Городская площадь была пуста.
Свечение газовых ламп осветило неправильные серые камни мостовой,
вот и она,
Стефания,
возвратившись в глубину комнаты,
кресалом зажгла лучину.
Сноп почти прозрачной деревянной щепы из соснового пня загорелся, словно шахтерский факел. Стефания спустила связку тонко иссеченной щепы, полной смолы, на широкое медное блюдо, где та продолжила гореть постоянным пламенем, в котором крылся необычайно приятный запах. Сосновый аромат отгонял злых духов и упорную мошкару. Оберегал дом.
Стефания поцеловала деревянный крест, что висел у нее на шее на тонком кожаном шнурке. То был подарок от Рафаила – инока из Хиландара, который по Банату собирал писанию.

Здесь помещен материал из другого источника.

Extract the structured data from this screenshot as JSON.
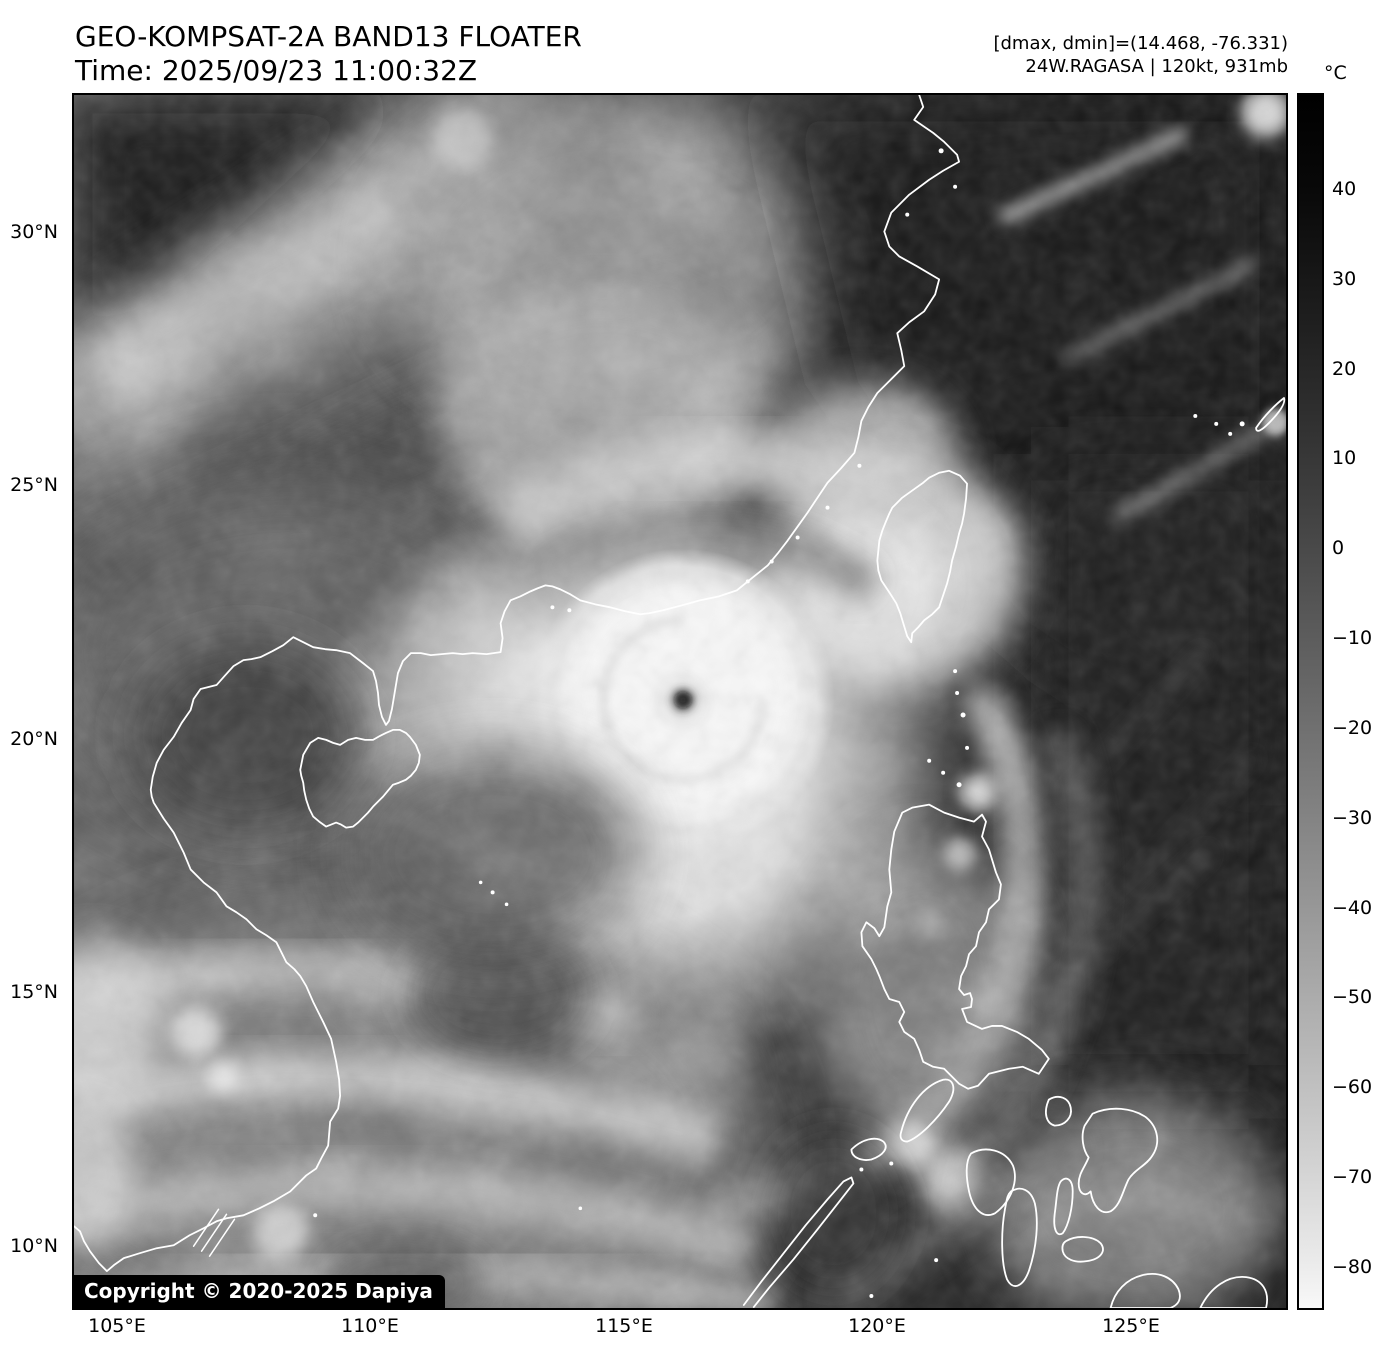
{
  "header": {
    "title": "GEO-KOMPSAT-2A BAND13 FLOATER",
    "time_line": "Time: 2025/09/23 11:00:32Z",
    "range_line": "[dmax, dmin]=(14.468, -76.331)",
    "storm_line": "24W.RAGASA | 120kt, 931mb"
  },
  "colorbar": {
    "unit_label": "°C",
    "tick_labels": [
      "40",
      "30",
      "20",
      "10",
      "0",
      "−10",
      "−20",
      "−30",
      "−40",
      "−50",
      "−60",
      "−70",
      "−80"
    ]
  },
  "axes": {
    "lat_tick_labels": [
      "30°N",
      "25°N",
      "20°N",
      "15°N",
      "10°N"
    ],
    "lon_tick_labels": [
      "105°E",
      "110°E",
      "115°E",
      "120°E",
      "125°E"
    ]
  },
  "footer": {
    "copyright": "Copyright © 2020-2025 Dapiya"
  }
}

Когда Рафаил появился в дверях ее дома, она ввела его в свое жилище, накормила хлебом и сыром, предложила стакан вина и дала богатое пожертвование на афонский монастырь. Монах Рафаил поблагодарил Бога, взял деньги, записал ее имя и подарил ей крест. Никогда больше она не видела этого человека в потертой черной рясе, хотя слышала многочисленные истории о молодом монахе, который внезапно появился во дворе церкви в Граднулице и начал чудесным образом излечивать народ от разных недугов. Стефания не проверяла, тот же ли это человек, чей дар она носила на шее, ибо у нее не было необходимости гнаться за здоровьем или частицами счастья, да и город Бечкерек был в нескольких часах удаленности от комнат ее покоя.

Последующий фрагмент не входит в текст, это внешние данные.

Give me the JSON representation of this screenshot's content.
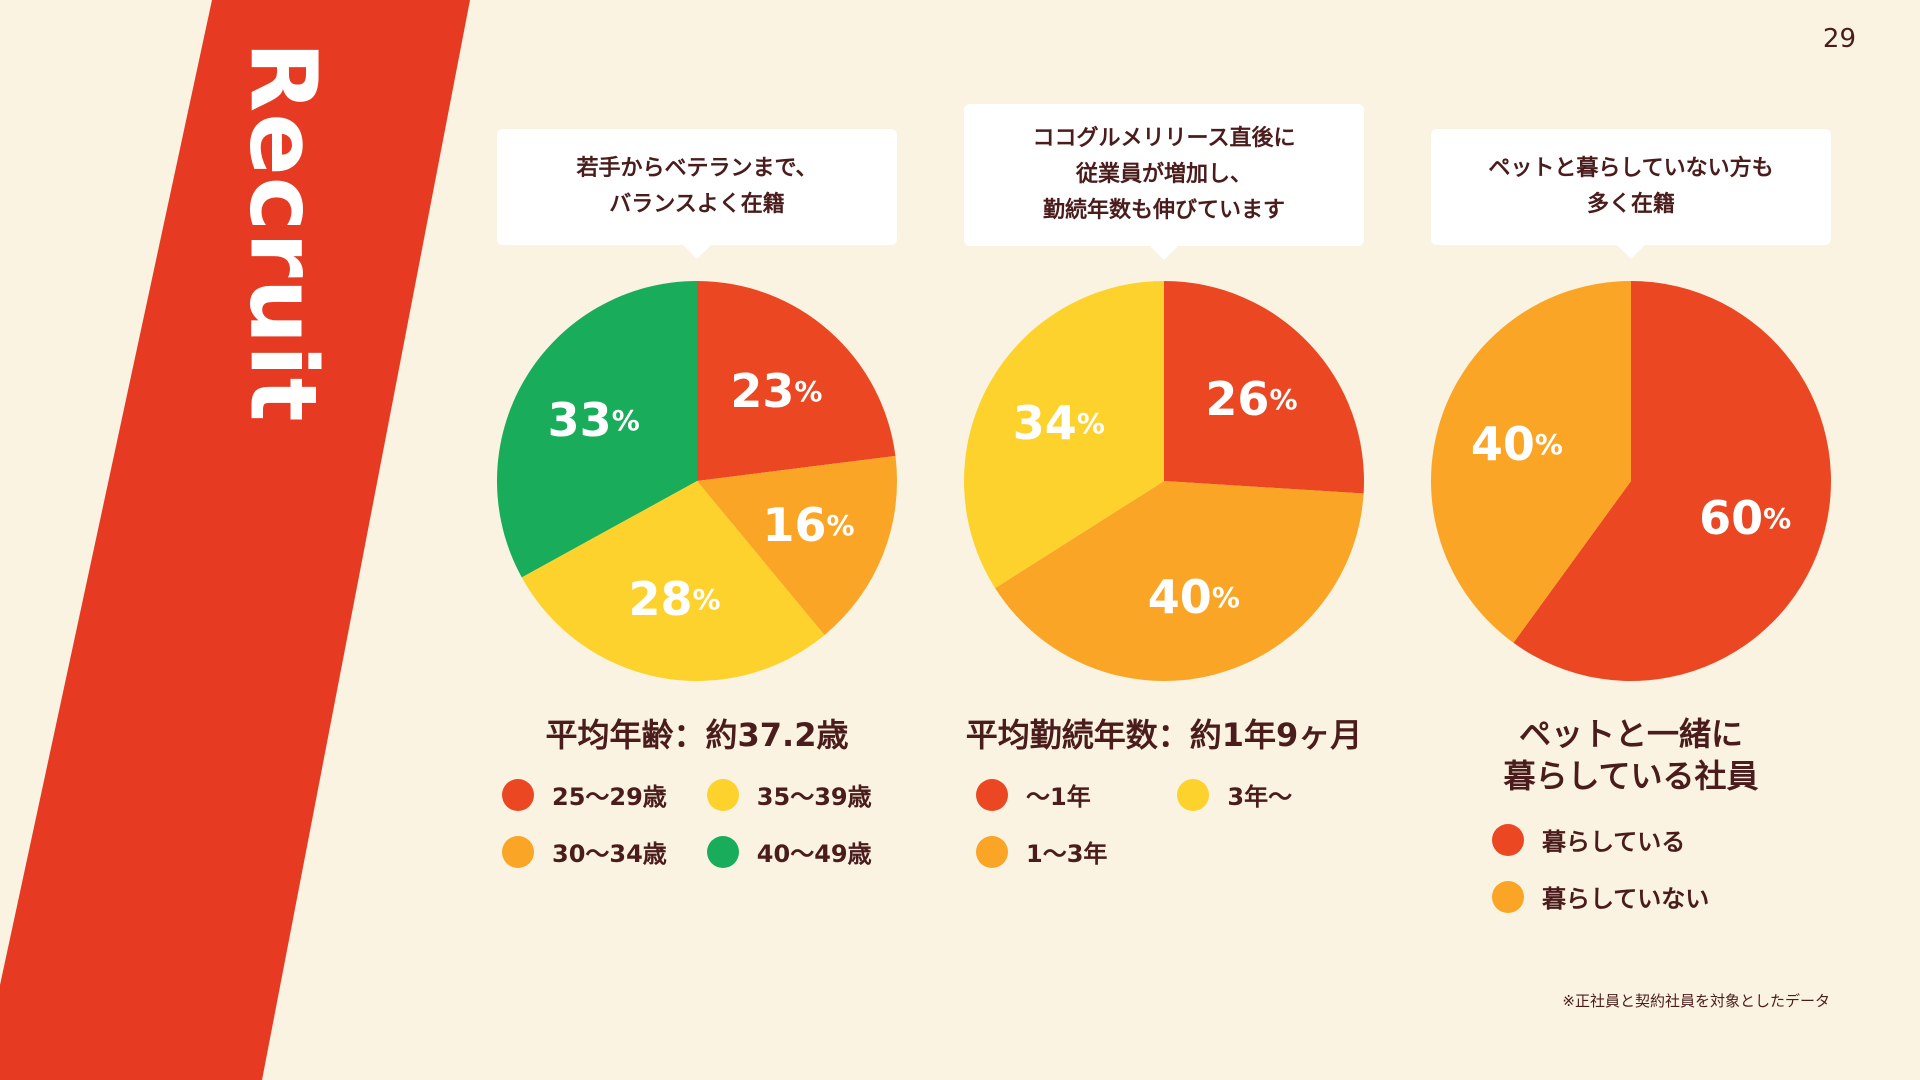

– Смерть всегда здесь, над тобой, – сказала Стефания и легла в просторную кровать, веря, что увидит во сне Христифора Релина.
Он приходился ей братом —
по отцу.
Атанасие Релин, человек, которого Стефания называла отцом, был военным. Капитан конного регимента на службе у kaiserlich und koniglich монархии. В глазах он носил пламя, а в сердце – обильный гнев на распутницу-судьбу – участь наемника и вечного бродяги. Когда случались дни без битвы, без запаха пороха, продолжительной скачки верхом, боли в спине, крови и страдания, без запаха гари, грязи во рту и воды в башмаках, его часы пропадали в затхлых кабаках, где он напивался до беспамятства и тратил награбленные доказательства побед.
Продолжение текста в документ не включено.